Cumhurbaşkanı Erdoğan, CHP adayının İstanbul’da fiyatsız ve indirimli su vaadinin olduğunu anlatarak, “İstanbul’u suya kavuşturan bu yoksul. Benim devrinde Istranca Dağları’nı deldik İstanbul’a suyu getirdik. Öbür taraftan Melen’den Ömerli’ye suyu getirdik bu da yetmez dedik, boğazın altından boru oraya yerleştirildi ve Anadolu Yakası’nda meşakkat olursa Avrupa Yakası’ndan oraya suyu pompaladık. Avrupa Yakası’ndan olursa Anadolu Yakası’ndan bu tarafa suyu pompaladık. Bunu da hallettik.” ifadelerini kullandı.
“Şimdi çıkmış israftan bahsediyor”
Haliç’i temizlediklerini söz eden Erdoğan, şunları kaydetti:
“Haliç’ten çıkardığımız çamuru Alibeyköy’de bir taş ocağına pompaladık ve o çamur orada 650 bin metrekarelik bir alanı orada oluşturduk. Artık orada oyun parkı var. Bunları biz o belediye başkanlığımız periyodunda yaptık. Artık çıkmış israftan bahsediyor. Bütün bu yatırımlar o denli durup dururken olmadı ki ve ben 2,5 milyar dolarlık borçla devraldım. 1 milyar 250 milyon dolar borçla devrettim. Bütün bu dediğim yatırımları da yapmak suretiyle.”
Cumhurbaşkanı Recep Tayyip Erdoğan, Belediye Başkanlığı vazifesinden sonra Başbakanlığı periyodunda de daima İstanbul’daki AK Parti belediyesini de hiçbir vakit ihmal etmediğini anlatarak, “Ama arkadaşlarımın hepsi de aslında başarılı bir belediyecilik sergilediler. Bunları görmek lazım. Lakin natürel buraları bilmiyor, görmediği için ‘bir şey yok’ diyor. Bizim çabucak hemen her ilçemizde muhakkak kültür, kongre merkezleri var.
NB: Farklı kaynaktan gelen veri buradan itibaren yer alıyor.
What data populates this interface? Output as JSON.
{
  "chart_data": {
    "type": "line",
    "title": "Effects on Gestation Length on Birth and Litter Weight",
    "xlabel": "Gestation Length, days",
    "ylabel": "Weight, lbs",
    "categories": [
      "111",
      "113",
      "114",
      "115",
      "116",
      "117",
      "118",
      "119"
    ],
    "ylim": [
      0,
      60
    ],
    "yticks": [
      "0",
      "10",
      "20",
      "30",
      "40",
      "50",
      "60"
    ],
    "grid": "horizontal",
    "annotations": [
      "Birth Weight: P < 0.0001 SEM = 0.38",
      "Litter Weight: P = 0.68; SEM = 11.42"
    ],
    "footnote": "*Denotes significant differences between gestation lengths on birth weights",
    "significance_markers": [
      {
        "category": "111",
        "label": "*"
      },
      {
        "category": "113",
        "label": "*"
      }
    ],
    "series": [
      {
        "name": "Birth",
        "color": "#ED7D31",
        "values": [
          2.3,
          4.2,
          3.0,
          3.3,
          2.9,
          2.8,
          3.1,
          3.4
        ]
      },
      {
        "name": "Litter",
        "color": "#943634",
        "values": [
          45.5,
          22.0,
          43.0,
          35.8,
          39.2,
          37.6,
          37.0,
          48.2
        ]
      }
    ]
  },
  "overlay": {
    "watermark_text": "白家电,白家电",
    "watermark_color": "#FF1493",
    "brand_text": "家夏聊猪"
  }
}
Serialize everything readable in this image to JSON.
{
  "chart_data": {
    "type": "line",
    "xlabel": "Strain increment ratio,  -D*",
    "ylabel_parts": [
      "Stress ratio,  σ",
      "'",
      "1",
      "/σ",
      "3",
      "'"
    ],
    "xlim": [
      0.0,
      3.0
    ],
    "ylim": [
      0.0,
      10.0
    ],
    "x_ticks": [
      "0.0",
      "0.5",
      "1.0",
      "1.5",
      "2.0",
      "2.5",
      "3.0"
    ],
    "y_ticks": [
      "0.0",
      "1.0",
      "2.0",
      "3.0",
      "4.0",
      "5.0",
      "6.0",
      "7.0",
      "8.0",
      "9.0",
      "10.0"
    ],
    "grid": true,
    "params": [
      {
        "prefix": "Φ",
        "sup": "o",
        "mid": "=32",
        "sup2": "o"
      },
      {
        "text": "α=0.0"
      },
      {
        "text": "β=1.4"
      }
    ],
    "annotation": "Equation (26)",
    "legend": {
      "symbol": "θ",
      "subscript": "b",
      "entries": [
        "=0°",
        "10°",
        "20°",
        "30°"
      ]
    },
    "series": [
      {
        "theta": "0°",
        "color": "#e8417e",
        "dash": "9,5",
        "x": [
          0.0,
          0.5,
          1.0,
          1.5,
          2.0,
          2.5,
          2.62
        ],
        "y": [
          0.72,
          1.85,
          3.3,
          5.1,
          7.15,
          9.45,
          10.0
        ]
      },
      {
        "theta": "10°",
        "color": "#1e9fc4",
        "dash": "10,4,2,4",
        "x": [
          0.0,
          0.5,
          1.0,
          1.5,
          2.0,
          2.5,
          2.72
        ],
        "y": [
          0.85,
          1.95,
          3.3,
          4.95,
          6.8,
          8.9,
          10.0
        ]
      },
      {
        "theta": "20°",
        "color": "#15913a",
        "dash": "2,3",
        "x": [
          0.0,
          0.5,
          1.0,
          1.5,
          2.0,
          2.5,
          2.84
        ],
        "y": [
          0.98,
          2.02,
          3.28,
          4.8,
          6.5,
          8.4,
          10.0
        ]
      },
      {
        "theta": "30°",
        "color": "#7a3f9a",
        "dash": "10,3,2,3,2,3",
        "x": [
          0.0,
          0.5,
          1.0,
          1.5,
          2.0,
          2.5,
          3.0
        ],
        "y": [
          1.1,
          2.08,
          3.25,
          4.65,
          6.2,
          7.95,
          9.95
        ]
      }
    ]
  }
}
Bunlarda her türlü yarışın içindeyiz.”
“Sayıştay, Ekrem İmamoğlu’nun belirttiği halde bir raporları olmadığını açıkladı. Sizden sonraki periyotta bir israf var mı?” halindeki soru üzerine, kendi periyodunda 8,5 milyon olan İstanbul’un nüfusunun şu anda 15 milyonu aştığını söyledi.
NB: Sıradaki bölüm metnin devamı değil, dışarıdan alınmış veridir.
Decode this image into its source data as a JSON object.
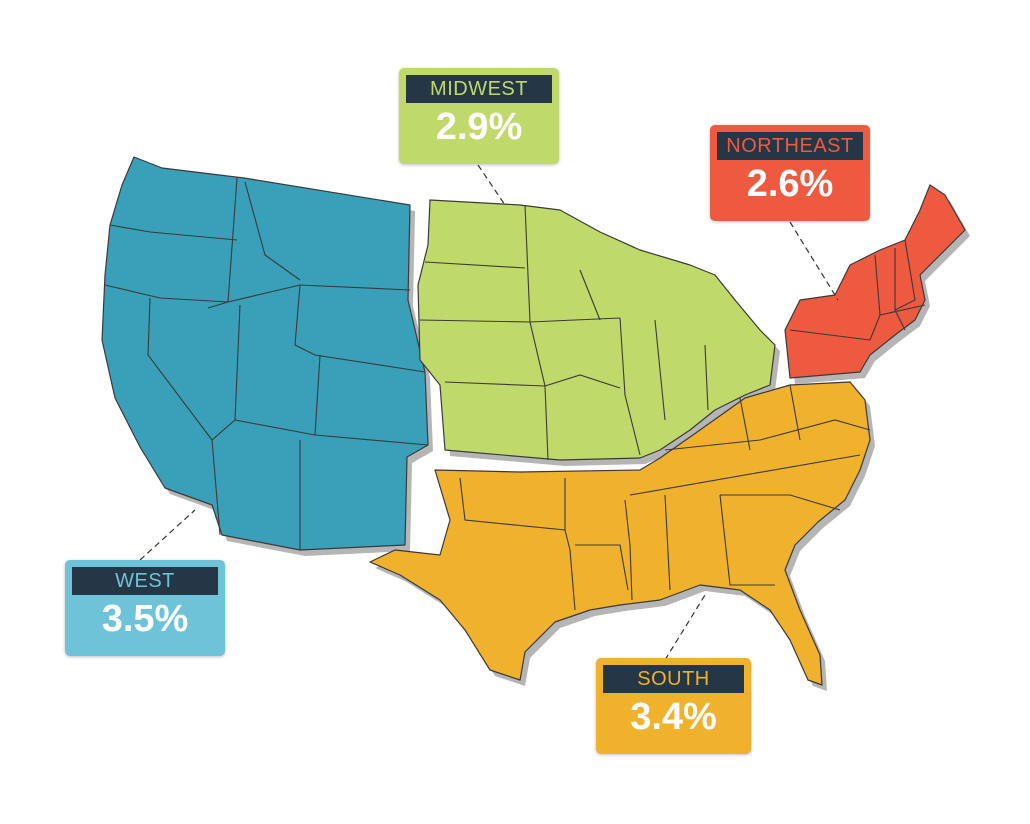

1994-1999 ortasında maliyetlerle şu an kentin alt ve üst yapısı için harcamaların birebir bedelle olamayacağını tabir eden Erdoğan, yatırımın bedel ve maliyetlerinin, altyapı konusunda yapılacakların da arttığını kaydetti.
Erdoğan, belediye başkanlığını aldığında kentte kavşak, alt geçit olmadığını, sonrasında bunların yapılmaya başlandığını, kendisi 19-20 tane yaptıysa, gerisinden gelenlerin bu cins düzenlemeleri artırarak devam ettirdiklerini vurguladı.
Kendi devrindeki İkarus isimli Macar otobüslerinin çok makus olduğunu, millet için daha çağdaş otobüsler alındığını, kendisinden sonra da metrobüs sisteminin kurulduğunu belirten Erdoğan, hafif metronun kolay olduğunu, öbür metronun ise hem vakit aldığını hem de maliyetlerinin çok yüksek olduğunu söyledi.
Erdoğan, İstanbul’da her tıp metro yatırımının gerçekleştiğini, Üsküdar- Çekmeköy ortasındaki metronun uzaktan kumandayla gittiğini, bunun da Marmaray’la bütünleştiğini lisana getirerek, tekrar Kadıköy’den Kartal’a metro sisteminin kurulduğunu, Mecidiyeköy’den havalimanına kadar imalinin devam ettiğini anlattı.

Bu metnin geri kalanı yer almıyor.